September 10, 2025

Local Memo: LLMs Send Users to 404 Pages, Users Trust Blue Links Over AI Answers, ChatGPT Relies on Scraped Google Data

Mike Snow

Summary

A new Ahrefs study finds LLMs send users to 404 pages at higher rates than Google, research shows users still prefer blue links over AI Overviews for trust and validation, and a report uncovers ChatGPT’s reliance on scraped Google data to power timely answers.

Do LLMs Dream of 404 Pages? Ahrefs Says Yes

The News: A new Ahrefs study analyzing 16 million URLs found that AI assistants, particularly ChatGPT, are significantly more likely than Google Search to direct users to non-existent “404” pages.

Key findings from the study:

AI-generated links return 404 errors 2.87× more often than those from Google.
ChatGPT has the highest error rate, with 2.38% of cited URLs dead.
Gemini and Perplexity perform better, likely due to their reliance on Google’s search index.
Many of these 404s are hallucinated URLs—either expired pages remembered from training data or fabricated, plausible-looking links.

What This Means: Brands risk customers being sent to broken or fabricated links. Ensure your site has functional 404 pages that redirect users to helpful destinations instead of leaving them stranded.

Users Trust Blue Links Over AI Overviews

The News: Despite the rise of AI Overviews, trust for higher-stakes tasks still resides in traditional organic “blue links.” A new study by Kevin Indig, published on Search Engine Journal, found that while AI can handle simple queries, users still turn to authoritative sites for complex needs, transactions, or to validate AI results.
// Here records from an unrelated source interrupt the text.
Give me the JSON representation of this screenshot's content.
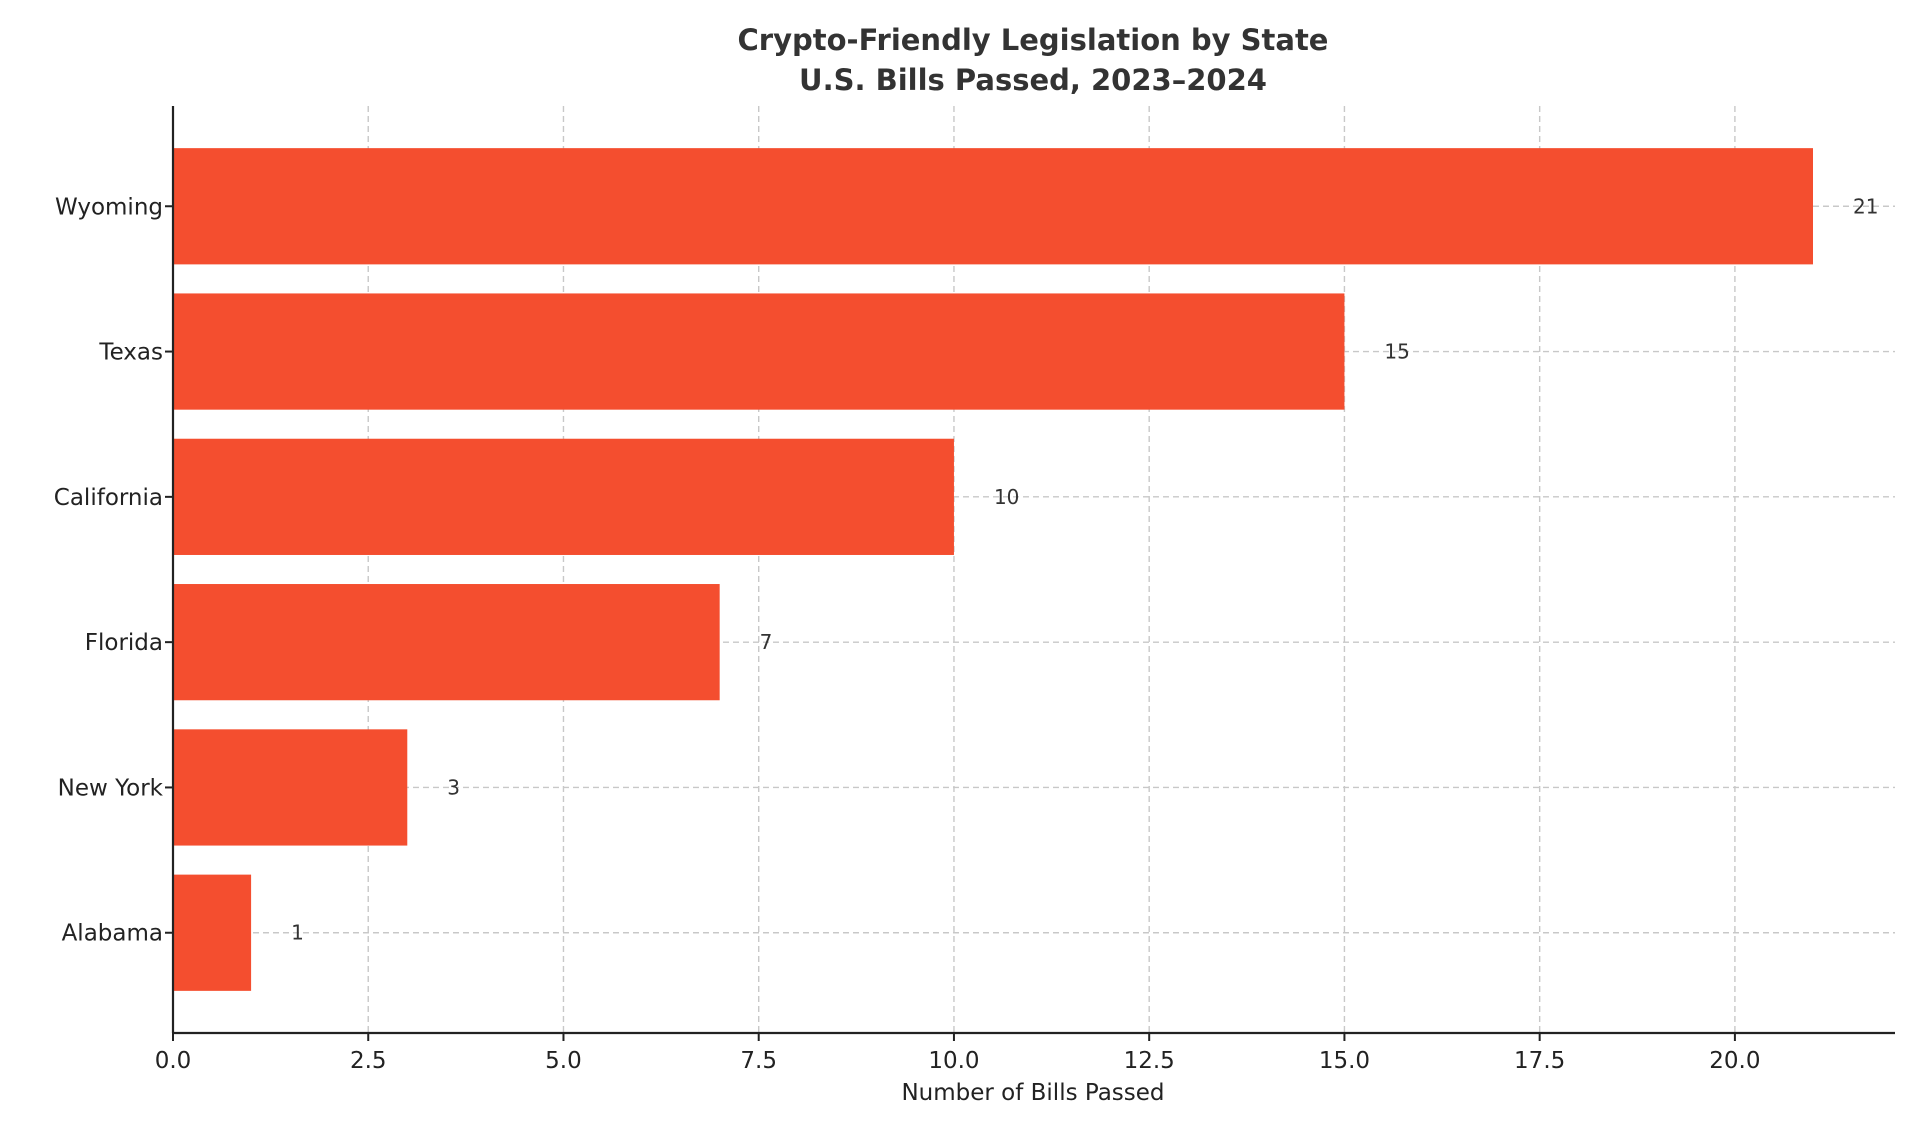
{
  "chart_data": {
    "type": "bar",
    "orientation": "horizontal",
    "title": "Crypto-Friendly Legislation by State",
    "subtitle": "U.S. Bills Passed, 2023–2024",
    "xlabel": "Number of Bills Passed",
    "ylabel": "",
    "categories": [
      "Wyoming",
      "Texas",
      "California",
      "Florida",
      "New York",
      "Alabama"
    ],
    "values": [
      21,
      15,
      10,
      7,
      3,
      1
    ],
    "xlim": [
      0,
      22.05
    ],
    "xticks": [
      "0.0",
      "2.5",
      "5.0",
      "7.5",
      "10.0",
      "12.5",
      "15.0",
      "17.5",
      "20.0"
    ],
    "grid": true,
    "bar_color": "#F44E2F"
  }
}
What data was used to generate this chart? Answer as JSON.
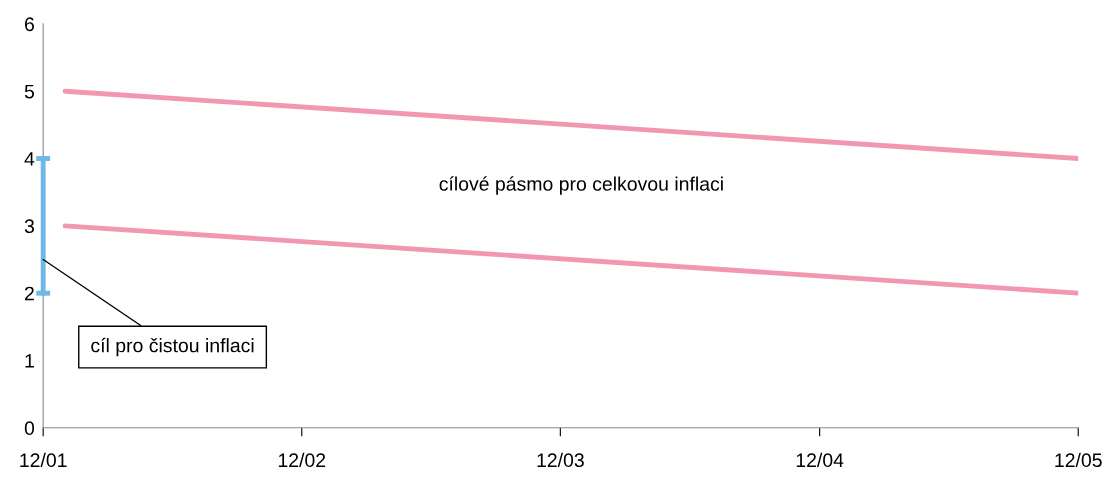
{
  "chart_data": {
    "type": "line",
    "series": [
      {
        "x": [
          "2002-01",
          "2005-12"
        ],
        "values": [
          5,
          4
        ],
        "color": "#f297b0"
      },
      {
        "x": [
          "2002-01",
          "2005-12"
        ],
        "values": [
          3,
          2
        ],
        "color": "#f297b0"
      },
      {
        "x": [
          "2001-12",
          "2001-12"
        ],
        "values": [
          2,
          4
        ],
        "color": "#6cb8e6"
      }
    ],
    "xlim": [
      "2001-12",
      "2005-12"
    ],
    "xticks": [
      {
        "value": "2001-12",
        "label": "12/01"
      },
      {
        "value": "2002-12",
        "label": "12/02"
      },
      {
        "value": "2003-12",
        "label": "12/03"
      },
      {
        "value": "2004-12",
        "label": "12/04"
      },
      {
        "value": "2005-12",
        "label": "12/05"
      }
    ],
    "ylim": [
      0,
      6
    ],
    "yticks": [
      0,
      1,
      2,
      3,
      4,
      5,
      6
    ],
    "annotations": [
      "cílové pásmo pro celkovou inflaci",
      {
        "text": "cíl pro čistou inflaci",
        "x": "2001-12",
        "y": 2.5
      }
    ],
    "grid": false,
    "legend": false
  }
}
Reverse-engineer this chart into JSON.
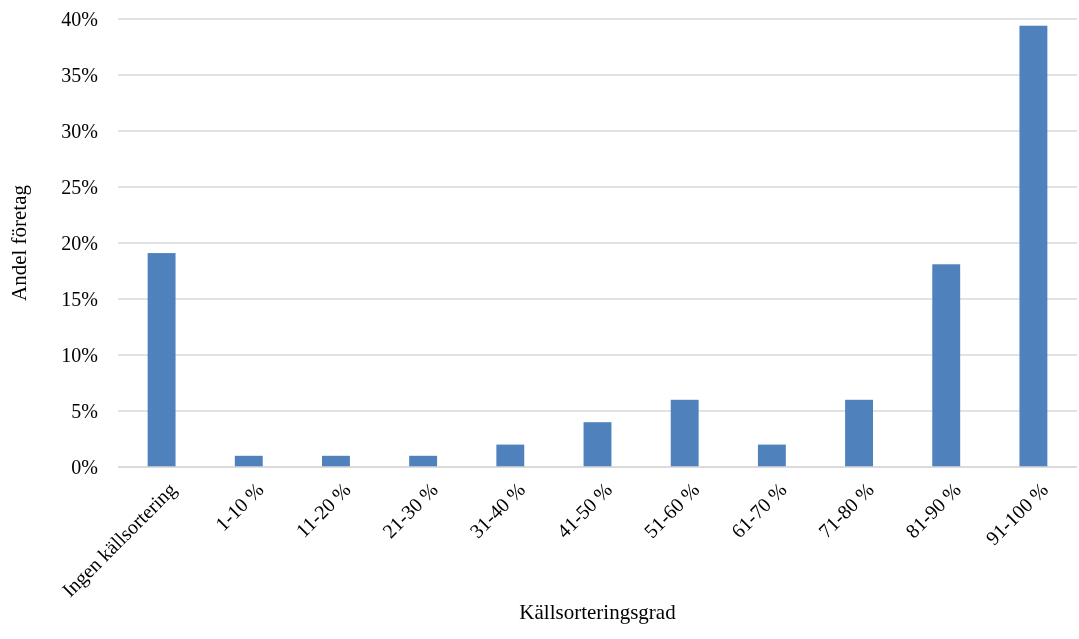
{
  "chart_data": {
    "type": "bar",
    "xlabel": "Källsorteringsgrad",
    "ylabel": "Andel företag",
    "categories": [
      "Ingen källsortering",
      "1-10 %",
      "11-20 %",
      "21-30 %",
      "31-40 %",
      "41-50 %",
      "51-60 %",
      "61-70 %",
      "71-80 %",
      "81-90 %",
      "91-100 %"
    ],
    "values": [
      19.1,
      1,
      1,
      1,
      2,
      4,
      6,
      2,
      6,
      18.1,
      39.4
    ],
    "color": "#4f81bd",
    "ylim": [
      0,
      40
    ],
    "yticks": [
      {
        "value": 0,
        "label": "0%"
      },
      {
        "value": 5,
        "label": "5%"
      },
      {
        "value": 10,
        "label": "10%"
      },
      {
        "value": 15,
        "label": "15%"
      },
      {
        "value": 20,
        "label": "20%"
      },
      {
        "value": 25,
        "label": "25%"
      },
      {
        "value": 30,
        "label": "30%"
      },
      {
        "value": 35,
        "label": "35%"
      },
      {
        "value": 40,
        "label": "40%"
      }
    ],
    "grid": "y"
  }
}
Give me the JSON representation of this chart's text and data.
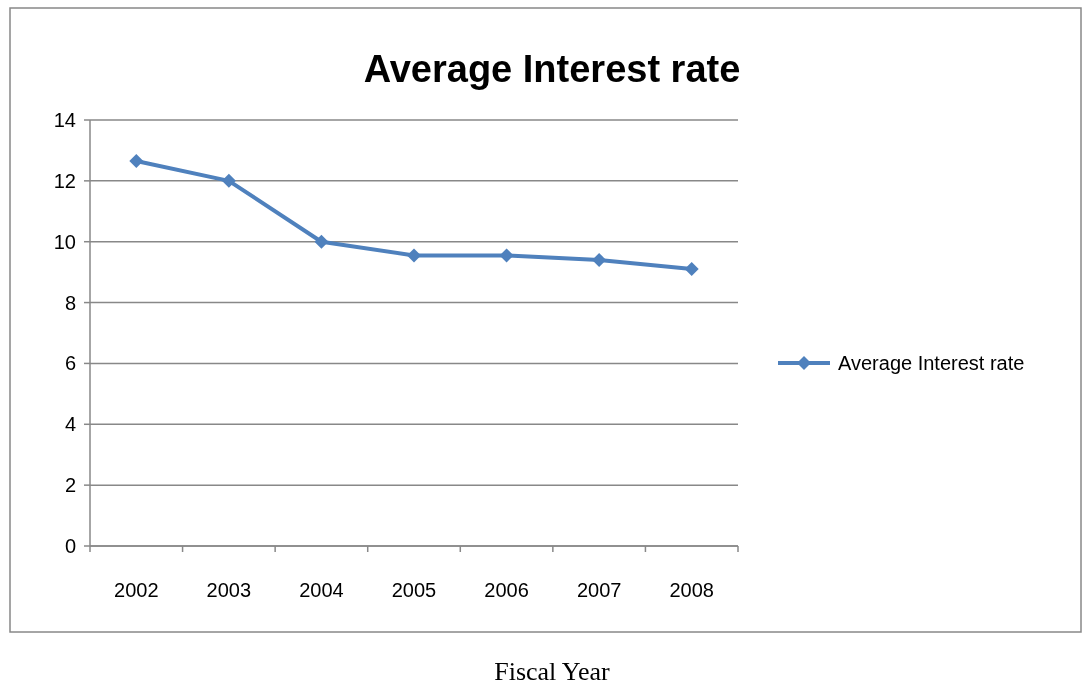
{
  "chart_data": {
    "type": "line",
    "title": "Average Interest rate",
    "xlabel": "Fiscal Year",
    "categories": [
      "2002",
      "2003",
      "2004",
      "2005",
      "2006",
      "2007",
      "2008"
    ],
    "series": [
      {
        "name": "Average Interest rate",
        "color": "#4f81bd",
        "values": [
          12.65,
          12,
          10,
          9.55,
          9.55,
          9.4,
          9.1
        ]
      }
    ],
    "ylim": [
      0,
      14
    ],
    "yticks": [
      0,
      2,
      4,
      6,
      8,
      10,
      12,
      14
    ],
    "grid": "y",
    "legend": "right",
    "marker": "diamond",
    "line_style": "solid"
  }
}
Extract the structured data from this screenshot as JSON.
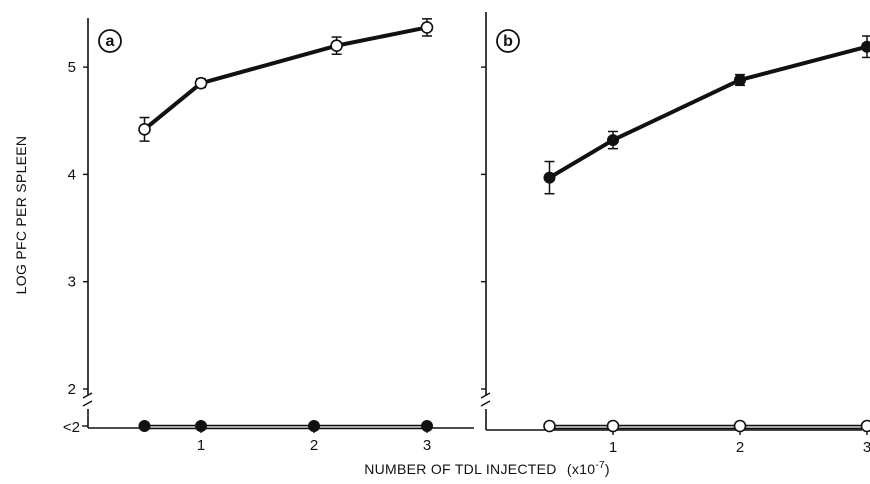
{
  "chart_data": [
    {
      "type": "line",
      "panel_label": "a",
      "x": [
        0.5,
        1,
        2.2,
        3
      ],
      "series": [
        {
          "marker": "open",
          "values": [
            4.42,
            4.85,
            5.2,
            5.37
          ],
          "errors": [
            0.11,
            0.04,
            0.08,
            0.08
          ]
        },
        {
          "marker": "filled",
          "x": [
            0.5,
            1,
            2,
            3
          ],
          "values": [
            1.65,
            1.65,
            1.65,
            1.65
          ]
        }
      ],
      "xticks": [
        "1",
        "2",
        "3"
      ],
      "yticks": [
        "2",
        "3",
        "4",
        "5"
      ],
      "ybreak_label": "<2",
      "xlim": [
        0,
        3.1
      ],
      "ylim": [
        1.6,
        5.6
      ]
    },
    {
      "type": "line",
      "panel_label": "b",
      "x": [
        0.5,
        1,
        2,
        3
      ],
      "series": [
        {
          "marker": "filled",
          "values": [
            3.97,
            4.32,
            4.88,
            5.19
          ],
          "errors": [
            0.15,
            0.08,
            0.05,
            0.1
          ]
        },
        {
          "marker": "open",
          "values": [
            1.65,
            1.65,
            1.67,
            1.68
          ]
        }
      ],
      "xticks": [
        "1",
        "2",
        "3"
      ],
      "yticks": [],
      "xlim": [
        0,
        3.1
      ],
      "ylim": [
        1.6,
        5.6
      ]
    }
  ],
  "ylabel": "LOG PFC PER SPLEEN",
  "xlabel": "NUMBER OF TDL INJECTED",
  "xlabel_unit": "(x10",
  "xlabel_exp": "-7",
  "xlabel_close": ")",
  "colors": {
    "ink": "#111111",
    "background": "#ffffff"
  }
}
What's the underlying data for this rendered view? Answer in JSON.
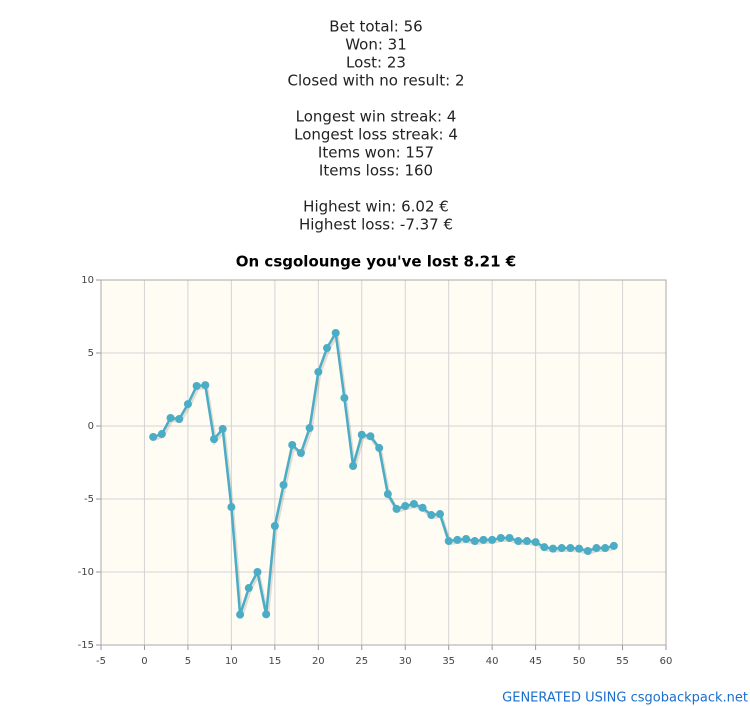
{
  "stats": [
    [
      "Bet total: 56",
      "Won: 31",
      "Lost: 23",
      "Closed with no result: 2"
    ],
    [
      "Longest win streak: 4",
      "Longest loss streak: 4",
      "Items won: 157",
      "Items loss: 160"
    ],
    [
      "Highest win: 6.02 €",
      "Highest loss: -7.37 €"
    ]
  ],
  "chart_data": {
    "type": "line",
    "title": "On csgolounge you've lost 8.21 €",
    "x": [
      1,
      2,
      3,
      4,
      5,
      6,
      7,
      8,
      9,
      10,
      11,
      12,
      13,
      14,
      15,
      16,
      17,
      18,
      19,
      20,
      21,
      22,
      23,
      24,
      25,
      26,
      27,
      28,
      29,
      30,
      31,
      32,
      33,
      34,
      35,
      36,
      37,
      38,
      39,
      40,
      41,
      42,
      43,
      44,
      45,
      46,
      47,
      48,
      49,
      50,
      51,
      52,
      53,
      54
    ],
    "series": [
      {
        "color": "#4bacc6",
        "values": [
          -0.75,
          -0.55,
          0.55,
          0.48,
          1.5,
          2.74,
          2.8,
          -0.9,
          -0.2,
          -5.55,
          -12.92,
          -11.1,
          -10.0,
          -12.9,
          -6.85,
          -4.04,
          -1.3,
          -1.85,
          -0.14,
          3.7,
          5.34,
          6.37,
          1.92,
          -2.74,
          -0.6,
          -0.7,
          -1.5,
          -4.66,
          -5.68,
          -5.48,
          -5.34,
          -5.6,
          -6.1,
          -6.03,
          -7.88,
          -7.8,
          -7.74,
          -7.88,
          -7.8,
          -7.8,
          -7.67,
          -7.67,
          -7.88,
          -7.88,
          -7.95,
          -8.3,
          -8.4,
          -8.36,
          -8.36,
          -8.4,
          -8.56,
          -8.36,
          -8.36,
          -8.21
        ]
      }
    ],
    "xlim": [
      -5,
      60
    ],
    "xticks": [
      -5,
      0,
      5,
      10,
      15,
      20,
      25,
      30,
      35,
      40,
      45,
      50,
      55,
      60
    ],
    "ylim": [
      -15,
      10
    ],
    "yticks": [
      -15,
      -10,
      -5,
      0,
      5,
      10
    ],
    "grid": true
  },
  "footer": "GENERATED USING csgobackpack.net"
}
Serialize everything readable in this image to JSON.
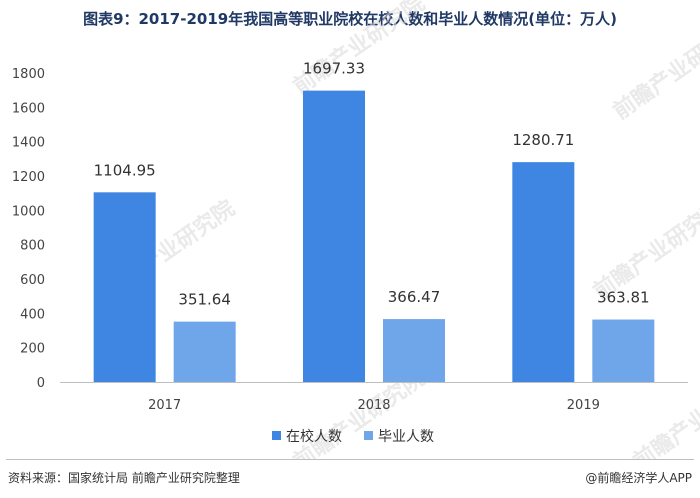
{
  "page": {
    "title": "图表9：2017-2019年我国高等职业院校在校人数和毕业人数情况(单位：万人)",
    "source": "资料来源：国家统计局 前瞻产业研究院整理",
    "app_credit": "@前瞻经济学人APP",
    "watermark": "前瞻产业研究院"
  },
  "chart_data": {
    "type": "bar",
    "title": "图表9：2017-2019年我国高等职业院校在校人数和毕业人数情况(单位：万人)",
    "categories": [
      "2017",
      "2018",
      "2019"
    ],
    "series": [
      {
        "name": "在校人数",
        "values": [
          1104.95,
          1697.33,
          1280.71
        ],
        "color": "#3f86e3"
      },
      {
        "name": "毕业人数",
        "values": [
          351.64,
          366.47,
          363.81
        ],
        "color": "#6fa6ea"
      }
    ],
    "ylim": [
      0,
      1800
    ],
    "yticks": [
      0,
      200,
      400,
      600,
      800,
      1000,
      1200,
      1400,
      1600,
      1800
    ],
    "grid": false,
    "legend": "bottom"
  }
}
Four common user behaviors identified in the study:

Efficiency-First Validations: Quick fact-checks often stop at the AIO.
Trust-Driven Validations: Users skim the AIO but click through to trusted sources.
Comparative Validations: AIOs serve as a starting point, followed by exploration across multiple sites.
Skeptical Rejections: For high-stakes, YMYL topics, users bypass AIOs entirely in favor of trusted domains.

What This Means: SEO strategies must prioritize building trust through authoritative content. Optimizing for “high-trust moments” is essential to capture users who turn to organic results for validation.

ChatGPT Relies on Scraped Google Data

The News: While preparing for The SEO Juice webinar in April, SOCi researchers were surprised to notice that Google reviews appeared in some ChatGPT local results—despite Google’s reported refusal to grant OpenAI access to its search data.

An investigation by The Information explains why. OpenAI has reportedly been using scraped Google search data via SerpApi, a third-party web-scraping firm. SerpApi listed OpenAI as a customer until May 2024, when the reference was quietly removed.

OpenAI aims to answer 80% of queries through its own search index but admits it is “nowhere near” achieving that goal. Other AI players, including Perplexity, Meta, and Apple, are also said to rely on similar third-party providers.

What This Means: Despite competitive posturing, many AI companies still depend on Google’s ecosystem. This highlights the gap between public narratives and technical realities—and reinforces Google’s central role in timely, trusted information.